Peacock v. Horne, 159 Ga. 707, 722 (2) (126 SE 813) (1925) does not authorize a contrary result. In Peacock, the purported purchaser of timber drafted an instrument to convey the interests of the three owners. The instrument, as drafted, contained lines for the signatures of each of the three owners. The purported purchaser then transmitted the draft to the three owners and requested that each sign. Construing the instrument most strongly against the purported purchaser, as the drafter, “the manifest intention of the parties to this contract [was] that it was to be signed by all of the [owners] before it became binding on [those] who signed it; and on the failure and refusal of one of the [owners] to sign it, it was not binding on those who did execute it.” Peacock v. Horne, supra at 723 (2). The circumstances of the instant case are totally different. It was appellee Strelzik who drafted the instrument and it was appellees who executed and submitted it to appellant. The executed agreement was not delivered as a conditional counteroffer for appellant’s acceptance or rejection, but in apparent full satisfaction of the condition precedent to the creation of a valid lease. Appellees did not request that appellant secure the signature of Midlick and did not object when appellant, in reliance on the unqualified guaranty, allowed Housecall, Inc., to enter into possession of the leased premises. Under these circumstances, unlike those of Peacock v. Horne, supra, “the principle of law ([OCGA § 13-2-4]) that where the parties to a contract differ among themselves as to its meaning, that meaning placed upon the contract by one of the parties and known to be thus understood by the other at the time shall be held as the true meaning, was applicable. . . .” Cason v. Duke, 28 Ga. App. 170, 171 (2) (110 SE 684) (1922).

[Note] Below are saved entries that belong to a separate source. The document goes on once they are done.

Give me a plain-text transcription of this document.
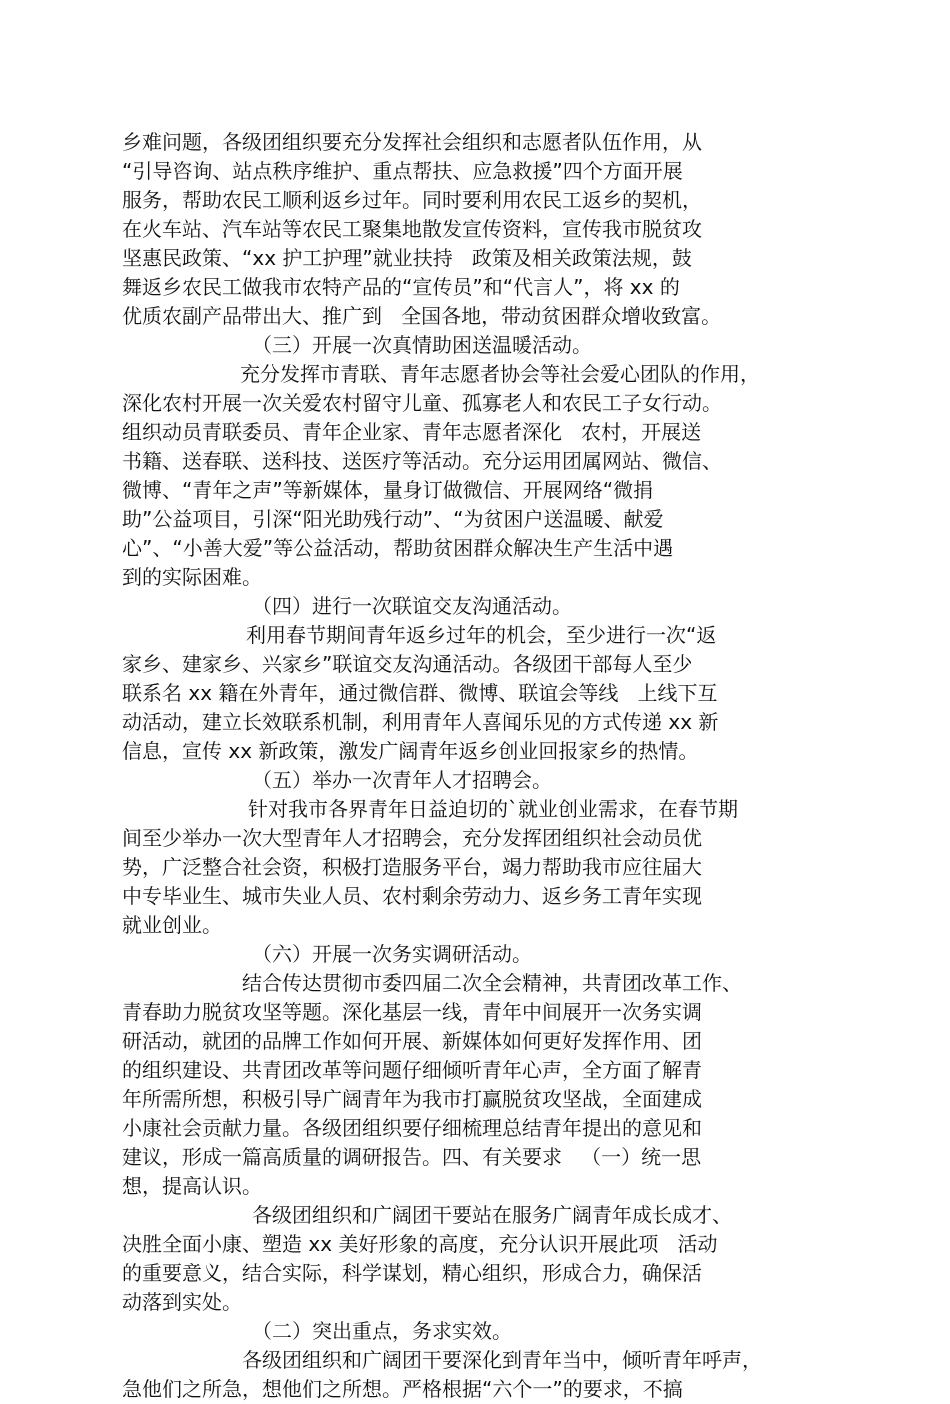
乡难问题，各级团组织要充分发挥社会组织和志愿者队伍作用，从
“引导咨询、站点秩序维护、重点帮扶、应急救援”四个方面开展
服务，帮助农民工顺利返乡过年。同时要利用农民工返乡的契机，
在火车站、汽车站等农民工聚集地散发宣传资料，宣传我市脱贫攻
坚惠民政策、“xx 护工护理”就业扶持   政策及相关政策法规，鼓
舞返乡农民工做我市农特产品的“宣传员”和“代言人”，将 xx 的
优质农副产品带出大、推广到   全国各地，带动贫困群众增收致富。
（三）开展一次真情助困送温暖活动。
充分发挥市青联、青年志愿者协会等社会爱心团队的作用，
深化农村开展一次关爱农村留守儿童、孤寡老人和农民工子女行动。
组织动员青联委员、青年企业家、青年志愿者深化   农村，开展送
书籍、送春联、送科技、送医疗等活动。充分运用团属网站、微信、
微博、“青年之声”等新媒体，量身订做微信、开展网络“微捐
助”公益项目，引深“阳光助残行动”、“为贫困户送温暖、献爱
心”、“小善大爱”等公益活动，帮助贫困群众解决生产生活中遇
到的实际困难。
（四）进行一次联谊交友沟通活动。
利用春节期间青年返乡过年的机会，至少进行一次“返
家乡、建家乡、兴家乡”联谊交友沟通活动。各级团干部每人至少
联系名 xx 籍在外青年，通过微信群、微博、联谊会等线   上线下互
动活动，建立长效联系机制，利用青年人喜闻乐见的方式传递 xx 新
信息，宣传 xx 新政策，激发广阔青年返乡创业回报家乡的热情。
（五）举办一次青年人才招聘会。
针对我市各界青年日益迫切的`就业创业需求，在春节期
间至少举办一次大型青年人才招聘会，充分发挥团组织社会动员优
势，广泛整合社会资，积极打造服务平台，竭力帮助我市应往届大
中专毕业生、城市失业人员、农村剩余劳动力、返乡务工青年实现
就业创业。
（六）开展一次务实调研活动。
结合传达贯彻市委四届二次全会精神，共青团改革工作、
青春助力脱贫攻坚等题。深化基层一线，青年中间展开一次务实调
研活动，就团的品牌工作如何开展、新媒体如何更好发挥作用、团
的组织建设、共青团改革等问题仔细倾听青年心声，全方面了解青
年所需所想，积极引导广阔青年为我市打赢脱贫攻坚战，全面建成
小康社会贡献力量。各级团组织要仔细梳理总结青年提出的意见和
建议，形成一篇高质量的调研报告。四、有关要求   （一）统一思
想，提高认识。
各级团组织和广阔团干要站在服务广阔青年成长成才、
决胜全面小康、塑造 xx 美好形象的高度，充分认识开展此项   活动
的重要意义，结合实际，科学谋划，精心组织，形成合力，确保活
动落到实处。
（二）突出重点，务求实效。
各级团组织和广阔团干要深化到青年当中，倾听青年呼声，
急他们之所急，想他们之所想。严格根据“六个一”的要求，不搞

As the movant for summary judgment, appellant met its burden of producing evidence showing that, notwithstanding the absence of Midlick’s signature, it was the recipient of appellees’ unqualified guaranty. In opposition, appellees proffered no evidence to show that a genuine issue of material fact remained as to the existence of a requirement for Midlick’s signature or as to their liability on the unqualified guaranty which they executed and submitted to appellee. *583There being no issue of fact, the interpretation of the contract was for the court and notj for a jury. See Tidwell v. Carroll Bldrs., 251 Ga. 415, 417 (2) (306 SE2d 279) (1983). However, for the reasons previously discussed, it is my opinion that the interpretation which was made by the trial court is erroneous and that it was error to grant summary judgment in favor of appellee Strelzik and to fail to grant summary judgment in favor of appellant. Therefore, I respectfully dissent to the majority opinion insofar as it fails to reverse the denial of appellant’s motion for summary judgment.
Decided July 14, 1989
Rehearings denied July 31, 1989
Harman, Owen, Saunders & Sweeney, Perry A. Phillips, Craig A. Nance, for appellant.
Hishon & Ranney, Robert H. Hishon, Dan R. Musick, for appel-lees.
I am authorized to state that Judge Beasley joins in this opinion.